Despite still-existing fears that ObamaCare regulations may curtail or eliminate HSAs, health savings account deposits and investment assets have continued to grow in recent years, reaching $30.2 billion in 2015 – about triple the amount in 2009.

But since the sums pale in comparison to that of 401(k)s and other retirement accounts, Wells Fargo and other big banks have decided to focus on the latter.

HealthEquity, however, has used the big banks' exit as an opportunity to expand, including picking up a total of 195,000 HSA accounts with $453 million in assets from M&T Bank (MTB) and Bancorp (TBBK).

Working with 80 health plan partners and 33,000 companies across the U.S., HealthEquity now services 2.2 million HSAs with $4 billion under management.

Healthy Profits

Boosted by a 24.9% pretax profit margin, HealthEquity sports strong three-year annual growth rates for both earnings (69%) and sales (42%).
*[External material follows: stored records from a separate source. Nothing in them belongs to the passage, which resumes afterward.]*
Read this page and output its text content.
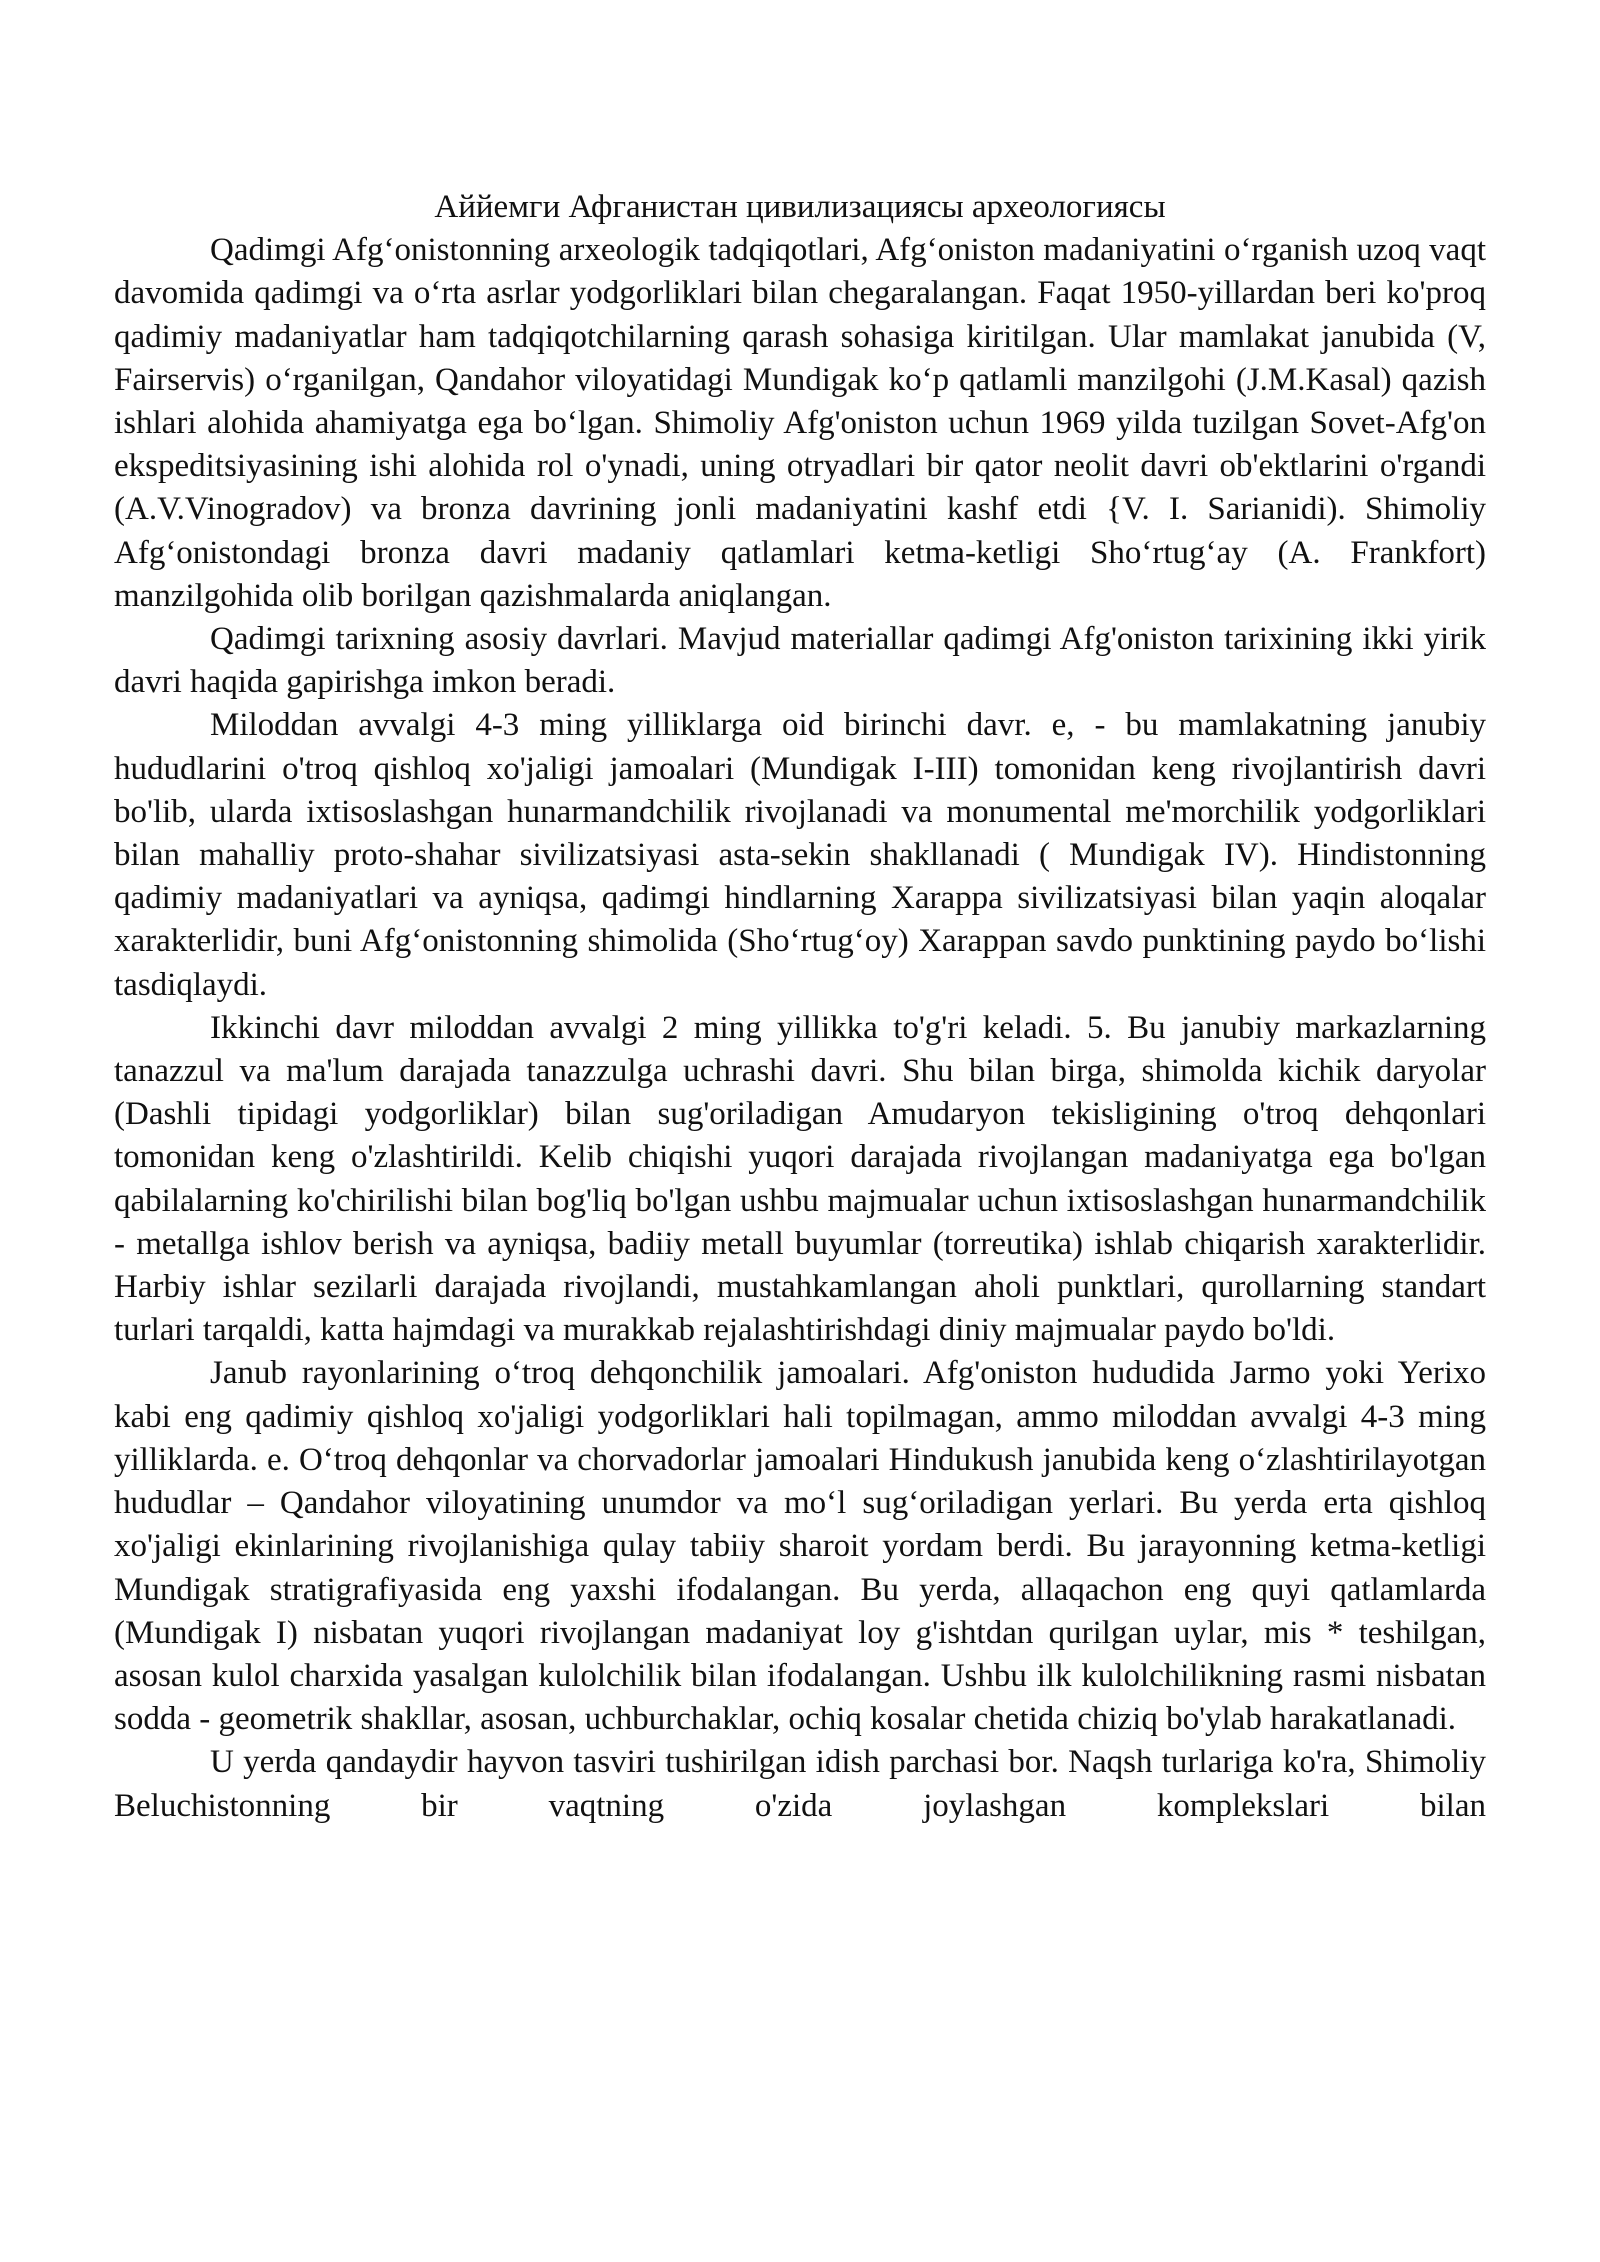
Аййемги Афганистан цивилизациясы археологиясы

Qadimgi Afg‘onistonning arxeologik tadqiqotlari, Afg‘oniston madaniyatini o‘rganish uzoq vaqt davomida qadimgi va o‘rta asrlar yodgorliklari bilan chegaralangan. Faqat 1950-yillardan beri ko'proq qadimiy madaniyatlar ham tadqiqotchilarning qarash sohasiga kiritilgan. Ular mamlakat janubida (V, Fairservis) o‘rganilgan, Qandahor viloyatidagi Mundigak ko‘p qatlamli manzilgohi (J.M.Kasal) qazish ishlari alohida ahamiyatga ega bo‘lgan. Shimoliy Afg'oniston uchun 1969 yilda tuzilgan Sovet-Afg'on ekspeditsiyasining ishi alohida rol o'ynadi, uning otryadlari bir qator neolit davri ob'ektlarini o'rgandi (A.V.Vinogradov) va bronza davrining jonli madaniyatini kashf etdi {V. I. Sarianidi). Shimoliy Afg‘onistondagi bronza davri madaniy qatlamlari ketma-ketligi Sho‘rtug‘ay (A. Frankfort) manzilgohida olib borilgan qazishmalarda aniqlangan.

Qadimgi tarixning asosiy davrlari. Mavjud materiallar qadimgi Afg'oniston tarixining ikki yirik davri haqida gapirishga imkon beradi.

Miloddan avvalgi 4-3 ming yilliklarga oid birinchi davr. e, - bu mamlakatning janubiy hududlarini o'troq qishloq xo'jaligi jamoalari (Mundigak I-III) tomonidan keng rivojlantirish davri bo'lib, ularda ixtisoslashgan hunarmandchilik rivojlanadi va monumental me'morchilik yodgorliklari bilan mahalliy proto-shahar sivilizatsiyasi asta-sekin shakllanadi ( Mundigak IV). Hindistonning qadimiy madaniyatlari va ayniqsa, qadimgi hindlarning Xarappa sivilizatsiyasi bilan yaqin aloqalar xarakterlidir, buni Afg‘onistonning shimolida (Sho‘rtug‘oy) Xarappan savdo punktining paydo bo‘lishi tasdiqlaydi.

Ikkinchi davr miloddan avvalgi 2 ming yillikka to'g'ri keladi. 5. Bu janubiy markazlarning tanazzul va ma'lum darajada tanazzulga uchrashi davri. Shu bilan birga, shimolda kichik daryolar (Dashli tipidagi yodgorliklar) bilan sug'oriladigan Amudaryon tekisligining o'troq dehqonlari tomonidan keng o'zlashtirildi. Kelib chiqishi yuqori darajada rivojlangan madaniyatga ega bo'lgan qabilalarning ko'chirilishi bilan bog'liq bo'lgan ushbu majmualar uchun ixtisoslashgan hunarmandchilik - metallga ishlov berish va ayniqsa, badiiy metall buyumlar (torreutika) ishlab chiqarish xarakterlidir. Harbiy ishlar sezilarli darajada rivojlandi, mustahkamlangan aholi punktlari, qurollarning standart turlari tarqaldi, katta hajmdagi va murakkab rejalashtirishdagi diniy majmualar paydo bo'ldi.

Janub rayonlarining o‘troq dehqonchilik jamoalari. Afg'oniston hududida Jarmo yoki Yerixo kabi eng qadimiy qishloq xo'jaligi yodgorliklari hali topilmagan, ammo miloddan avvalgi 4-3 ming yilliklarda. e. O‘troq dehqonlar va chorvadorlar jamoalari Hindukush janubida keng o‘zlashtirilayotgan hududlar – Qandahor viloyatining unumdor va mo‘l sug‘oriladigan yerlari. Bu yerda erta qishloq xo'jaligi ekinlarining rivojlanishiga qulay tabiiy sharoit yordam berdi. Bu jarayonning ketma-ketligi Mundigak stratigrafiyasida eng yaxshi ifodalangan. Bu yerda, allaqachon eng quyi qatlamlarda (Mundigak I) nisbatan yuqori rivojlangan madaniyat loy g'ishtdan qurilgan uylar, mis * teshilgan, asosan kulol charxida yasalgan kulolchilik bilan ifodalangan. Ushbu ilk kulolchilikning rasmi nisbatan sodda - geometrik shakllar, asosan, uchburchaklar, ochiq kosalar chetida chiziq bo'ylab harakatlanadi.

U yerda qandaydir hayvon tasviri tushirilgan idish parchasi bor. Naqsh turlariga ko'ra, Shimoliy Beluchistonning bir vaqtning o'zida joylashgan komplekslari bilan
EPS growth has averaged 52% over the last three quarters.

HealthEquity ranks No. 1 within the health care services industry group, while Cotiviti (COTV), which rose sharply following its May IPO, ranks No. 3.

The company is set to report fiscal 2017 Q2 numbers on September 6.

The Pressure's On

At the end of last year, the stock fell into a deep decline before finding its footing in February. It's recovered nicely, finding good support along the 10-week line, and is now working on a first-stage flat base a 31.79 entry.
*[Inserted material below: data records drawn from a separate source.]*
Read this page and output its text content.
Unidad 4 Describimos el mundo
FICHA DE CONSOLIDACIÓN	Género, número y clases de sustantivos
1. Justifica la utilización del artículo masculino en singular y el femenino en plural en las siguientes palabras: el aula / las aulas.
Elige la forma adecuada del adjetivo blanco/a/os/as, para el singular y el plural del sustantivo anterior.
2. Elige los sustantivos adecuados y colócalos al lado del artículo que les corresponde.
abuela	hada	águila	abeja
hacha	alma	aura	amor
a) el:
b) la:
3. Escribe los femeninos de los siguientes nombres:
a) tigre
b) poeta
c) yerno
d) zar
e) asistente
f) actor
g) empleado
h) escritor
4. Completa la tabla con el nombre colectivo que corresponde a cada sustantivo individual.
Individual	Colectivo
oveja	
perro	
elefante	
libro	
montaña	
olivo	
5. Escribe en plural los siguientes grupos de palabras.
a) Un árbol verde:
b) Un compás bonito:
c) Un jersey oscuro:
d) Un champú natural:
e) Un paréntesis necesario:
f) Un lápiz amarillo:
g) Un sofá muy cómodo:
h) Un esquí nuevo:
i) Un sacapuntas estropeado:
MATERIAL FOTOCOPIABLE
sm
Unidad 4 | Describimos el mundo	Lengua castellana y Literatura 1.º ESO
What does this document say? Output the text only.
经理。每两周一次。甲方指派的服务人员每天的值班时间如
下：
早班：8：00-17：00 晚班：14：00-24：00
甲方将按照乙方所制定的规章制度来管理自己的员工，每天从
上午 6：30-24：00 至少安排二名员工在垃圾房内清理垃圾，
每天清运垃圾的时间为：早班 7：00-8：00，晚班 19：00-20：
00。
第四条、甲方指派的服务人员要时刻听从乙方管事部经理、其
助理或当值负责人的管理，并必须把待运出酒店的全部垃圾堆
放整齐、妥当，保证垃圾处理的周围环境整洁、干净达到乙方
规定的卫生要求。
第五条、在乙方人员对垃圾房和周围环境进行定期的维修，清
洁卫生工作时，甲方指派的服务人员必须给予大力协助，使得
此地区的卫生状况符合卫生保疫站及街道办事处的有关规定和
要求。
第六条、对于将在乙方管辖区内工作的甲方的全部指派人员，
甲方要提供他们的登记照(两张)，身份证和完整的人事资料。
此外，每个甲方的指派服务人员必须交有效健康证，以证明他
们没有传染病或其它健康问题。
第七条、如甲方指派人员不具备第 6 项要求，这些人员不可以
On Tuesday, HealthEquity reclaimed its 50-day line in heavy and rising volume, and managed to edge higher on Wednesday despite a sell-off on the Nasdaq and S&P 500.

But with market outlook now shifted from 'confirmed uptrend' to 'uptrend under pressure,' it's riskier to make new buys.

At a minimum, be extra picky about establishing new positions in this environment, and look for volume to spike at least 40% on the day of an attempted breakout.